Perché parliamo ancora di fascismo

In un articolo pubblicato su L’essenziale online (come tutte le buone riviste ha un costo che non può essere sostenuto visti i pochi lettori, il che ci interroga sulla qualità della cultura di massa, prima ancora che dei lettori), Francesco Filippi prova a spiegare come mai ancora oggi si parla di fascismo in maniera edulcorata, senza neanche scandalizzare troppo. Di seguito riporto alcuni stralci, ma invito alla lettura del testo originale.

Fascismo è un termine che viene da lontano, attraversa molti sentieri del ricordo in Italia e con la sua evoluzione accompagna il rapporto che il paese ha con la sua memoria. Come una gomma da masticare appiccicata sotto la suola delle scarpe, nell’ultimo secolo ha raccolto e inglobato molti significati. È stata di volta in volta sinonimo di violenza, rivoluzione, ordine, potere, degrado, dittatura, guerra, morte. E anche di nostalgia. Si è ritrovata saldata a prefissi che sono serviti ad attenuarne o appesantirne il significato: ecco che quindi si è parlato e si parla di vetero-, post-, para, a-, neofascismo. E ovviamente di antifascismo.

Con il passare del tempo si è assistito a uno sforzo per contestualizzarla, visto che si trascina dietro troppi accenti, troppe immagini e troppi fraintendimenti per essere richiusa in un unico recinto di senso. C’è chi sostiene che vada utilizzata per definire solo un determinato fenomeno storico che ruota attorno alla parabola politica e umana del suo fondatore, Benito Mussolini, e che pertanto tutto ciò che è successo dopo il 1945, anche se magari somiglia molto al fascismo storico, non si possa definire in questi termini.
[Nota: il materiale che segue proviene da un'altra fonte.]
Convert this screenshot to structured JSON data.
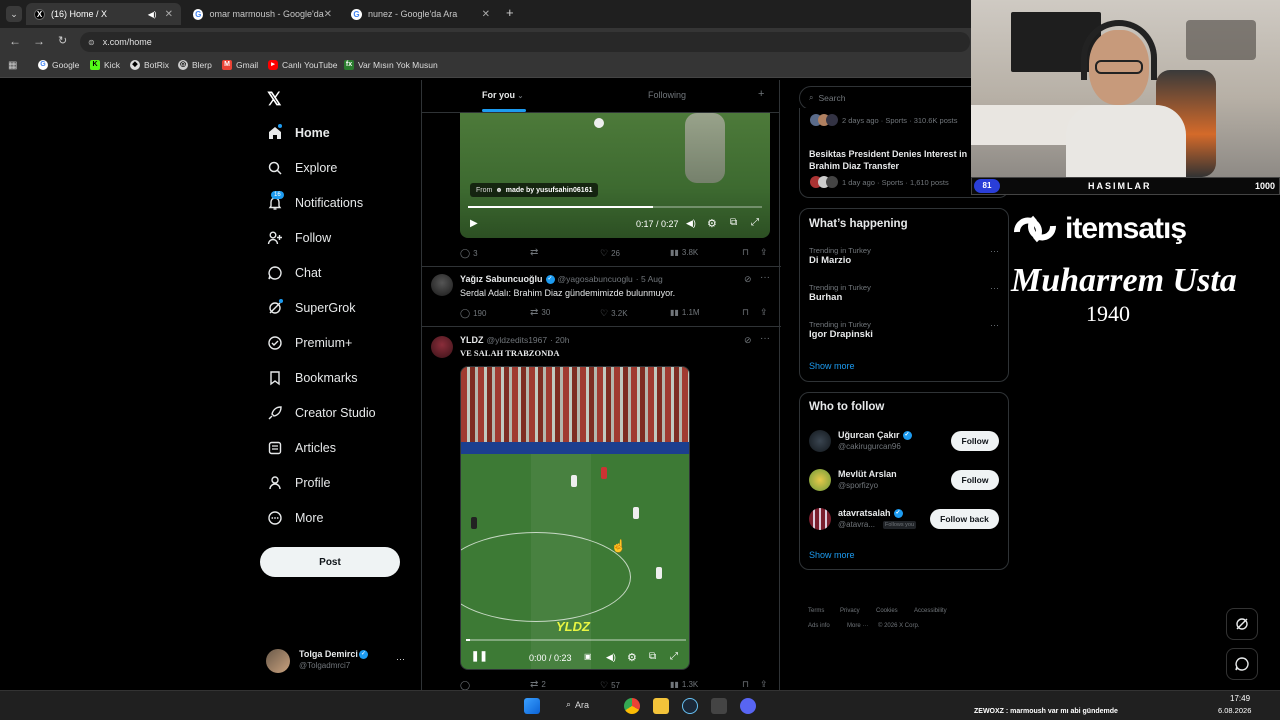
{
  "browser": {
    "tabs": [
      {
        "title": "(16) Home / X",
        "active": true
      },
      {
        "title": "omar marmoush - Google'da Ar",
        "active": false
      },
      {
        "title": "nunez - Google'da Ara",
        "active": false
      }
    ],
    "url": "x.com/home",
    "bookmarks": [
      "Google",
      "Kick",
      "BotRix",
      "Blerp",
      "Gmail",
      "Canlı YouTube",
      "Var Mısın Yok Musun"
    ]
  },
  "nav": {
    "items": [
      {
        "label": "Home",
        "icon": "home-icon"
      },
      {
        "label": "Explore",
        "icon": "search-icon"
      },
      {
        "label": "Notifications",
        "icon": "bell-icon",
        "badge": "16"
      },
      {
        "label": "Follow",
        "icon": "person-add-icon"
      },
      {
        "label": "Chat",
        "icon": "chat-icon"
      },
      {
        "label": "SuperGrok",
        "icon": "grok-icon"
      },
      {
        "label": "Premium+",
        "icon": "verified-icon"
      },
      {
        "label": "Bookmarks",
        "icon": "bookmark-icon"
      },
      {
        "label": "Creator Studio",
        "icon": "rocket-icon"
      },
      {
        "label": "Articles",
        "icon": "article-icon"
      },
      {
        "label": "Profile",
        "icon": "person-icon"
      },
      {
        "label": "More",
        "icon": "more-circle-icon"
      }
    ],
    "post_label": "Post",
    "account": {
      "name": "Tolga Demirci",
      "handle": "@Tolgadmrci7",
      "more": "···"
    }
  },
  "timeline": {
    "tabs": {
      "for_you": "For you",
      "following": "Following",
      "plus": "+"
    },
    "video1": {
      "from": "From",
      "made_by": "made by yusufsahin06161",
      "time": "0:17 / 0:27",
      "stats": {
        "replies": "3",
        "likes": "26",
        "views": "3.8K"
      }
    },
    "post1": {
      "name": "Yağız Sabuncuoğlu",
      "handle": "@yagosabuncuoglu",
      "date": "· 5 Aug",
      "text": "Serdal Adalı: Brahim Diaz gündemimizde bulunmuyor.",
      "stats": {
        "replies": "190",
        "reposts": "30",
        "likes": "3.2K",
        "views": "1.1M"
      }
    },
    "post2": {
      "name": "YLDZ",
      "handle": "@yldzedits1967",
      "date": "· 20h",
      "text": "VE SALAH TRABZONDA",
      "watermark": "YLDZ",
      "time": "0:00 / 0:23",
      "stats": {
        "reposts": "2",
        "likes": "57",
        "views": "1.3K"
      }
    }
  },
  "right": {
    "search_placeholder": "Search",
    "top_meta": "2 days ago · Sports · 310.6K posts",
    "news_title": "Besiktas President Denies Interest in Brahim Diaz Transfer",
    "news_meta": "1 day ago · Sports · 1,610 posts",
    "whats_happening": "What’s happening",
    "trends": [
      {
        "meta": "Trending in Turkey",
        "name": "Di Marzio"
      },
      {
        "meta": "Trending in Turkey",
        "name": "Burhan"
      },
      {
        "meta": "Trending in Turkey",
        "name": "Igor Drapinski"
      }
    ],
    "show_more": "Show more",
    "who_to_follow": "Who to follow",
    "suggestions": [
      {
        "name": "Uğurcan Çakır",
        "handle": "@cakirugurcan96",
        "button": "Follow",
        "verified": true
      },
      {
        "name": "Mevlüt Arslan",
        "handle": "@sporfizyo",
        "button": "Follow",
        "verified": false
      },
      {
        "name": "atavratsalah",
        "handle": "@atavra...",
        "button": "Follow back",
        "verified": true,
        "follows_you": "Follows you"
      }
    ],
    "show_more2": "Show more",
    "footer": [
      "Terms",
      "Privacy",
      "Cookies",
      "Accessibility",
      "Ads info",
      "More ···",
      "© 2026 X Corp."
    ]
  },
  "overlay": {
    "hasimlar": "HASIMLAR",
    "score_left": "81",
    "score_right": "1000",
    "brand": "itemsatış",
    "signature": "Muharrem Usta",
    "year": "1940"
  },
  "taskbar": {
    "search": "Ara",
    "ticker": "ZEWOXZ : marmoush var mı abi gündemde",
    "time": "17:49",
    "date": "6.08.2026"
  },
  "colors": {
    "accent": "#1d9bf0",
    "bg": "#000000",
    "border": "#2f3336",
    "muted": "#71767b"
  }
}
E c’è chi al contrario prende atto della sua forza propulsiva, in grado di sopravvivere a Mussolini e alla dittatura, e di riempire di significati luoghi e ragioni della politica, della cultura e della società. Insomma, una parola atemporale o, se si preferisce, eterna. […]

Sono infatti sempre di più, e sempre meno pavidi o mimetizzati, quelli che in Italia si definiscono fascisti e che non chiedono il permesso di poter essere chiamati così da qualcun altro, appropriandosi della parola, dandole gambe e voce, rendendola viva e attuale. E, ancora una volta, a nulla valgono gli interventi di diversi esperti per ribadire che definire quello di oggi come fascismo potrebbe essere formalmente scorretto e poco preciso.

Come nella falsa leggenda sul calabrone, che secondo le leggi della fisica non dovrebbe volare ma che non conoscendole vola, l’Italia si trova di fronte a persone che per la storiografia ufficiale non potrebbero essere chiamati fascisti ma, siccome la storia non la conoscono, si definiscono lo stesso così.

E non solo lo rivendicano – senza tenere conto delle norme che fanno del fascismo un crimine e non un’opinione, a partire dalla XII disposizione transitoria e finale della costituzione – ma addirittura riprendono comportamenti, frasi, riti e azioni di quello che con una punta di speranza si vorrebbe tanto definire “fascismo storico”. […]

Ma comunque il fatto che in Germania alcuni discendenti di Hitler abbiano scelto di cambiare il proprio cognome per evitare di essere associati al führer mentre in Italia avere quello del duce fa curriculum, dovrebbe far riflettere sulla pervasività di un’immagine e di un immaginario che evidentemente sono riusciti a scavalcare senza problemi i rigori del tempo.